On Jan 17, 2007, at 10:39 AM, Scott Kitterman wrote:

> On Wed, 17 Jan 2007 10:18:32 -0800 Douglas Otis <dotis at mail-abuse.org>
> wrote:
>>
>> DKIM's restrictions on linking signatures with a header was premised
>> upon an expectation that visual examination of headers provided a
>> means for recognition.
>
> Would you please point me to a reference for this statement?
>
> I recall saying 2822.From should be signed because it's a mandatory  
> element
> of an e-mail message.  You seem to remember a different WG  
> discussion than
> I do.

Here is the base draft description of use based upon annotation:
---
Appendix C.
...
The MUA may choose to highlight, accentuate, hide, or otherwise
display	any other information that may, in the opinion of the MUA
author, be deemed important to the end user.
---

To better understand the signature selection process, the basis is  
the trusted email-address as clearly indicated in the newly added text.

---
4.1
...
				
Another related example of multiple signers might be forwarding			
services, such as those commonly associated with academic alumni			
sites.			
				
INFORMATIVE EXAMPLE: A recipient might have an address at			
alumni.example.edu, a site that has anti-abuse protection that is			
somewhat less effective than the recipient would prefer. Such a			
recipient might have [specific authors] whose messages would be			
trusted absolutely, but messages from unknown authors which had			
passed the forwarder's scrutiny would have only medium trust.

4.2
...
When evaluating a message with multiple signatures, a verifier  
SHOULD	 		
evaluate signatures independently and on their own merits. For			
example, a verifier that by policy chooses not to accept signatures			
with deprecated cryptographic algorithms would consider such			
signatures invalid. Verifiers MAY process signatures in any order of			
their choice; for example, some verifiers might choose to process			
[signatures corresponding to the From field] in the message header			
before other signatures. See Section 6.1 for more information about			
signature choices.
---

So how is the signature confirmed to correspond with the From header  
when ALL signatures must include the From header?  The answer is that  
the contained email-address MUST be within the domain of the DKIM  
signature.  Ask yourself why this restriction was imposed.  This will  
mean that a large email provider's outbound servers may contain  
thousands of other domain's private keys!  How quickly can all those  
domains recover from a breach in this server's security when each  
change might require the coordination of more than two entities?  Who  
signed the message will be what recipients will want to know, but  
they will also need to know which Selector was used for each of the  
many different domains.  What a complete and utterly ridiculous mess!
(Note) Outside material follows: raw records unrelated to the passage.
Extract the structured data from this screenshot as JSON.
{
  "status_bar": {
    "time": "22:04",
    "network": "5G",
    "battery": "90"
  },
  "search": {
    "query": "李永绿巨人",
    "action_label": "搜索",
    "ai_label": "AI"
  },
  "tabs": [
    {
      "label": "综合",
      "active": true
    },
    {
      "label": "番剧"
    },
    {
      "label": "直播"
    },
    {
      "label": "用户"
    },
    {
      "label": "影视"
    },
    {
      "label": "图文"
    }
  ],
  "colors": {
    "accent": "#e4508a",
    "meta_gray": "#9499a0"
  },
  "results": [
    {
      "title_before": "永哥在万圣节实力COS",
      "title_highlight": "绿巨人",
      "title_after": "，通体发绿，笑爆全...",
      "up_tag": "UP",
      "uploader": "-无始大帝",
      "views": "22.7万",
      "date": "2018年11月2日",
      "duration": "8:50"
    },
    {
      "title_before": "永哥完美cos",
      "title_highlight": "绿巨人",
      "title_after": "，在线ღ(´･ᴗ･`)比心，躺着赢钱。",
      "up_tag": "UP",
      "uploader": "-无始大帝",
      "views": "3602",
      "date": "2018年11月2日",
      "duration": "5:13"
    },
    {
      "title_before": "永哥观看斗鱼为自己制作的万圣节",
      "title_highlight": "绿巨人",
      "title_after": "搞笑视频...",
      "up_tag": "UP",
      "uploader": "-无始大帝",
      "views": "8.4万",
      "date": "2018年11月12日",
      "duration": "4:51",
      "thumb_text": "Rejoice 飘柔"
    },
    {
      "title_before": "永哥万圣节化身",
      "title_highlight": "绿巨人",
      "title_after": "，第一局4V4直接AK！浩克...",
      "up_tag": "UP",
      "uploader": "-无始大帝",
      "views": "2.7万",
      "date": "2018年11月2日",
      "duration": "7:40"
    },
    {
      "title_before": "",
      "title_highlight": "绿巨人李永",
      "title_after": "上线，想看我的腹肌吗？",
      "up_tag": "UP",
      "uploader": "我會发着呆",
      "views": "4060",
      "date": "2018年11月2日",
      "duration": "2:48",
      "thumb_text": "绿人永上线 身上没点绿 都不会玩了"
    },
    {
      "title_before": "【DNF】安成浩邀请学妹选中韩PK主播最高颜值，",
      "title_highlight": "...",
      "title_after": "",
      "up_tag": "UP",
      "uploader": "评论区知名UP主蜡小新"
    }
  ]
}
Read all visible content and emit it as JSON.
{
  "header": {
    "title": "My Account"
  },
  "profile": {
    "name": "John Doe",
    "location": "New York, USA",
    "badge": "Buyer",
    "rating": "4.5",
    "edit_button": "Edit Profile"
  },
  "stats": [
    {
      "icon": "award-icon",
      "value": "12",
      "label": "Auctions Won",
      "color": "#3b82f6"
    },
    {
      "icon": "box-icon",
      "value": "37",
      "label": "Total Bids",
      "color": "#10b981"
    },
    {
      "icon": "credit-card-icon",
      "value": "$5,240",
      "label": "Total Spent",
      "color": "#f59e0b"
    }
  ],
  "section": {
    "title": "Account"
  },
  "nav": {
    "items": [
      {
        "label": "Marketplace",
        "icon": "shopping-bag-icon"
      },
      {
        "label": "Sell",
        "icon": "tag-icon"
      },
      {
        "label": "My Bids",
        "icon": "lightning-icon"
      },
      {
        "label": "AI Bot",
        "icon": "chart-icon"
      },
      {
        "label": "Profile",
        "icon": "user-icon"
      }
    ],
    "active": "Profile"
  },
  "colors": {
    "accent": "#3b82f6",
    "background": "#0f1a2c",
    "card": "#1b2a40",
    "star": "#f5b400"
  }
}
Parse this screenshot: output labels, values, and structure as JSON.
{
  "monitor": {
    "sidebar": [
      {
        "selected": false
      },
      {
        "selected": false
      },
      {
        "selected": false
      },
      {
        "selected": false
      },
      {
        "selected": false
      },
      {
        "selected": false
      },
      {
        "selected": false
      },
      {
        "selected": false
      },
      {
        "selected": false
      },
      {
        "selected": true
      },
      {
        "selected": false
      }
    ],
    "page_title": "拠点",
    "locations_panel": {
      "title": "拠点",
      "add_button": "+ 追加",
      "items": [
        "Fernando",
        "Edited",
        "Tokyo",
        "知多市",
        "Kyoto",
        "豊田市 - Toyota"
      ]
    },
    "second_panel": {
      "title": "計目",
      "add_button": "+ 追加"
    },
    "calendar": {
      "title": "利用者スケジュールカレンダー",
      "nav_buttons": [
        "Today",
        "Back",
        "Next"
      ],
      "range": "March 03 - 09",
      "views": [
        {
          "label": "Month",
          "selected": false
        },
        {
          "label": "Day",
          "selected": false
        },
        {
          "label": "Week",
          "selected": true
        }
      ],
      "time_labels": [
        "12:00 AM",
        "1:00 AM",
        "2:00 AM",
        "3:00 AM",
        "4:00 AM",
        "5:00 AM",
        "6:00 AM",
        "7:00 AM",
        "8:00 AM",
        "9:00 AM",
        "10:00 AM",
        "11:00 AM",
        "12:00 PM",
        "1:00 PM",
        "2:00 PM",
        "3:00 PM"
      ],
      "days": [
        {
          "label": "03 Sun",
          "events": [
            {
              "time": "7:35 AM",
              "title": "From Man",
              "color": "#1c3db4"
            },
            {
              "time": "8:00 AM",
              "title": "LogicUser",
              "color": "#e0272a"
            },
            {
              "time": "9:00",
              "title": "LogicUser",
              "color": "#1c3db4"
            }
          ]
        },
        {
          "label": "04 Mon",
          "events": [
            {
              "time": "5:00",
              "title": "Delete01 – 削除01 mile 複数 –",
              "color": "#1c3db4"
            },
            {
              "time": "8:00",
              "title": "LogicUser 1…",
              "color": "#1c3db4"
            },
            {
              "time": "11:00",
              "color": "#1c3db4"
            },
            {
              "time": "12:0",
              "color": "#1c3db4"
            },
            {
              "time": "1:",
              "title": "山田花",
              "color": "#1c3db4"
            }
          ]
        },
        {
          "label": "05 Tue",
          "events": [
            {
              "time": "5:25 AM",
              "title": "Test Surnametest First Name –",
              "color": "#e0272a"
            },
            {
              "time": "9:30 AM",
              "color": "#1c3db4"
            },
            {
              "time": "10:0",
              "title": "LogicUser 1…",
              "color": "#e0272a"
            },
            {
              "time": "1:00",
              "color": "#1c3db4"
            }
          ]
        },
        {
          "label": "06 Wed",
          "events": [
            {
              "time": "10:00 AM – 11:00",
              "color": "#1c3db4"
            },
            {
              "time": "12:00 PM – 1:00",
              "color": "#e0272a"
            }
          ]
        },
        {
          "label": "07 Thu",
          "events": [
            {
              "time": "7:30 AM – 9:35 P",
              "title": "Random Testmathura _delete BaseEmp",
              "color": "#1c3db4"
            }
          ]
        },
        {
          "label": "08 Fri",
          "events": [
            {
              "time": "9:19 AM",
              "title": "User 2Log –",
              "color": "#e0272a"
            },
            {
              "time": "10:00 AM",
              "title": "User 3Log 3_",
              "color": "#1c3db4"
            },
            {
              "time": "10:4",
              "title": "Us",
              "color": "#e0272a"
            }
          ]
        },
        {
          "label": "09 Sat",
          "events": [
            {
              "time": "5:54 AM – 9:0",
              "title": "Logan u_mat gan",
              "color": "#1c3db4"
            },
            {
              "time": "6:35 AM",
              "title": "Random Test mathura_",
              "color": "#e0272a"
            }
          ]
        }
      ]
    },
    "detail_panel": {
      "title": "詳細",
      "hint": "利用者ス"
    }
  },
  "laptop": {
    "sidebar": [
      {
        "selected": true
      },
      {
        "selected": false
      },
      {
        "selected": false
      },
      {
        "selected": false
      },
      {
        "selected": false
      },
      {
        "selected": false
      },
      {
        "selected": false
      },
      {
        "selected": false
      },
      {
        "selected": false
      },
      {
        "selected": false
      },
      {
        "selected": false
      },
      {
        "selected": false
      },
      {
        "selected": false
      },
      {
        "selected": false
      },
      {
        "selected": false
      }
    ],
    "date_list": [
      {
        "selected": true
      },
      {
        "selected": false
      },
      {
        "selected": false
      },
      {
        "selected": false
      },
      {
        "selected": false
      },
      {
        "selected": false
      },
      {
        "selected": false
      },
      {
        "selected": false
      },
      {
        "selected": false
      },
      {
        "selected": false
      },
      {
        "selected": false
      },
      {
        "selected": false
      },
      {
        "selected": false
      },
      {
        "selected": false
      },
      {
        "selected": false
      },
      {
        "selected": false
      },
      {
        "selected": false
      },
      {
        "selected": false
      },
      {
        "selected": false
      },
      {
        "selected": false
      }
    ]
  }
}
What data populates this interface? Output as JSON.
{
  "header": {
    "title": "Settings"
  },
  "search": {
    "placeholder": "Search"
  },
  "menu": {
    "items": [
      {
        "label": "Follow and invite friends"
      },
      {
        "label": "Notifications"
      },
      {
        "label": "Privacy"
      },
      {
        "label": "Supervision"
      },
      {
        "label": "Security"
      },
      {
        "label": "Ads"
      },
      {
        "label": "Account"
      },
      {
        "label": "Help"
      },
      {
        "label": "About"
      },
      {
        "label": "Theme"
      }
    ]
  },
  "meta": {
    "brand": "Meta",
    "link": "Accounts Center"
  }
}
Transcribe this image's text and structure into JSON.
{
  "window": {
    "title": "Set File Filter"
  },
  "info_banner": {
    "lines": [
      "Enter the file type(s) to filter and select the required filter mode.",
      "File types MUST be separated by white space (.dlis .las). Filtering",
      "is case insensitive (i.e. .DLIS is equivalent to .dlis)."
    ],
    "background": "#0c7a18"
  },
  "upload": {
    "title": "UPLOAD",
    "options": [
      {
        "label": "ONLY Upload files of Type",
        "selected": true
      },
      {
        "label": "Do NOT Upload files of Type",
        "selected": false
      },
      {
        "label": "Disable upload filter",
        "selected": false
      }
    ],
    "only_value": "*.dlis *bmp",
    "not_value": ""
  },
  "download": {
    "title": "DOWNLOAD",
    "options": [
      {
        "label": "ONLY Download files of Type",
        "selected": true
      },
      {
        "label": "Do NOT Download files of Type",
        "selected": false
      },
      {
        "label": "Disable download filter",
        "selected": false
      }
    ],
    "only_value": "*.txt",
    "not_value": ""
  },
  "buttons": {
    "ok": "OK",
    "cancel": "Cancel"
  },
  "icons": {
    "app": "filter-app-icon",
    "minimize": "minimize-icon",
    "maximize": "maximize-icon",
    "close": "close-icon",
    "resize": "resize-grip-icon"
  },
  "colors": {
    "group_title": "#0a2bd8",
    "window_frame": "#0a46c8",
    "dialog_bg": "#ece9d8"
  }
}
The far safer alternative would be to allow the DKIM signature to  
clearly indicate on who's behalf the signature was being applied,  
irrespective of the email-address's domain.  This would allow the  
verifier to weed through what might be a mess of signatures and  
thereby avoid DDoS exploits.  When desired, allow the email-address  
domain to associate with the signing domain, perhaps by using a SHA1/ 
base32 tag of the signing domain. (Same overhead as a CNAME.)  If a  
server becomes compromised, only one private-key is compromised, and  
the users of that service can quickly and autonomously respond  
without needing to coordinate these changes to restore security.  The  
security update report will only need to list the one domain that was  
compromised and not thousands with all their respective Selectors.   
Why should DKIM be allowed to make MTAs such a high level security risk?